Wesfarmers Gains as Investors Watch Bunnings, Kmart and AI Moves

Wesfarmers Gains as Investors Watch Bunnings, Kmart and AI Moves

June 14, 2026

Sydney, June 15, 2026, 02:09 (AEST)

  • Wesfarmers ended Friday’s ASX session up 2.56% at A$86.47.
  • The stock jumped after the company’s 2026 Strategy Briefing Day and is still up.
  • Wesfarmers’ full-year results for FY2026 are due August 27, set to be the next big catalyst.

Wesfarmers Limited closed at A$86.47 on the ASX Friday, jumping A$2.16, or 2.56%, as shares kept climbing in a major Australian retail stock. S&P/ASX 200 also gained, ending up 1.98% at 8,804 points. That gave Wesfarmers, which owns Bunnings and Kmart, a lift from both the company side and the wider market. The S&P/ASX 200 is the main yardstick for big Australian stocks.
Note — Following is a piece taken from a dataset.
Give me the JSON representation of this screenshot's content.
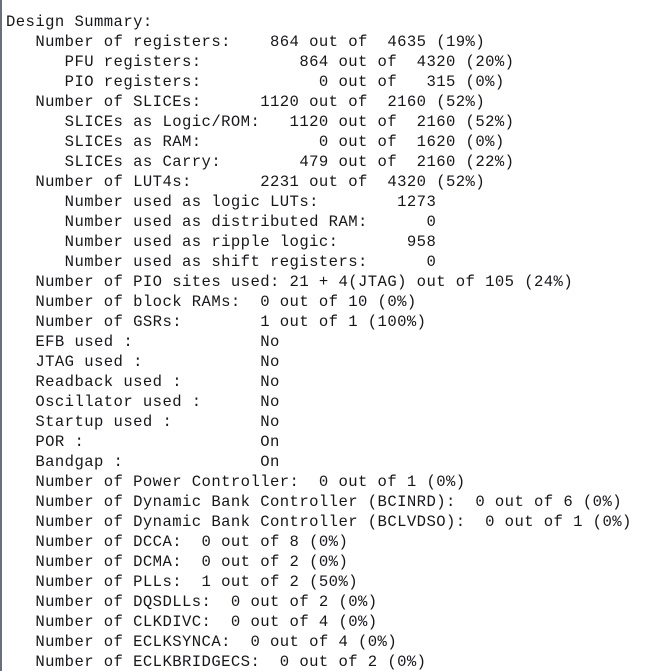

Wesfarmers moves out of its defensive retail shadow as the stock trades for execution now. WES jumped 9.55% in a week, ending at A$86.47 from A$78.93, according to Intelligent Investor data. The stock posted gains on June 10, 11 and 12. The June 10 Strategy Briefing Day landed as price-sensitive and WES rallied 8.10% from A$79.99 after that, the same data showed.

Wesfarmers is leaning on tech upgrades—digitisation, AI, supply-chain changes—to hold its price edge and boost productivity, and investors seem to be reacting. According to reporting from the strategy day, Bunnings is going after a bigger A$113.5 billion addressable market, with moves beyond core hardware into pets, cleaning, home security, auto parts and workwear. Kmart’s Anko brand is also being aimed at international markets.

Wesfarmers came into the June update off a steady first-half, with revenue up 3.1% to A$24.21 billion and NPAT climbing 9.3% to A$1.60 billion, according to its 2026 half-year numbers. NPAT refers to the profit left after all costs and tax. The board set a fully franked interim dividend at A$1.02 a share, 7.4% higher. Bunnings, Kmart Group and WesCEF drove the result.

Valuation is less clear after the rally. An analyst poll on Investing.com puts Wesfarmers at “Neutral,” with a 12-month target price of A$76.91, pointing to an 11.06% drop from A$86.47. CLSA kept its Hold rating and A$78 target on June 11, while Macquarie cut to Hold with a A$85 target on June 10. StockLight gives WES a P/E ratio of 32.03. P/E measures share price against annual earnings per share. Investing

The bulls see Wesfarmers firing on a few fronts: Bunnings and Kmart keep pulling in shoppers as value brands, lithium from WesCEF helped boost first-half earnings, the OnePass program and data are feeding digital gains, and Wesfarmers is spending on AI to lift customer service, staff output, merchandising, marketing and supply chains. Bears point out the stock isn’t cheap, shoppers still face cost-of-living hits and rates remain a risk, Officeworks is still being reworked, and Wesfarmers said Covalent Lithium’s ramp-up will take longer because of odour problems.

Investors are focused on Wesfarmers’ FY2026 full-year results and briefing, set for August 27, as the next big catalyst to see if management’s strategy-day optimism turns up in earnings, cash flow and dividend support. Right now, verified info suggests Wesfarmers is a high-quality name, but the stock trades at levels that look fair to risky—execution is solid, but much of that strength is in the price already. Analyst targets recently have landed below where shares are trading.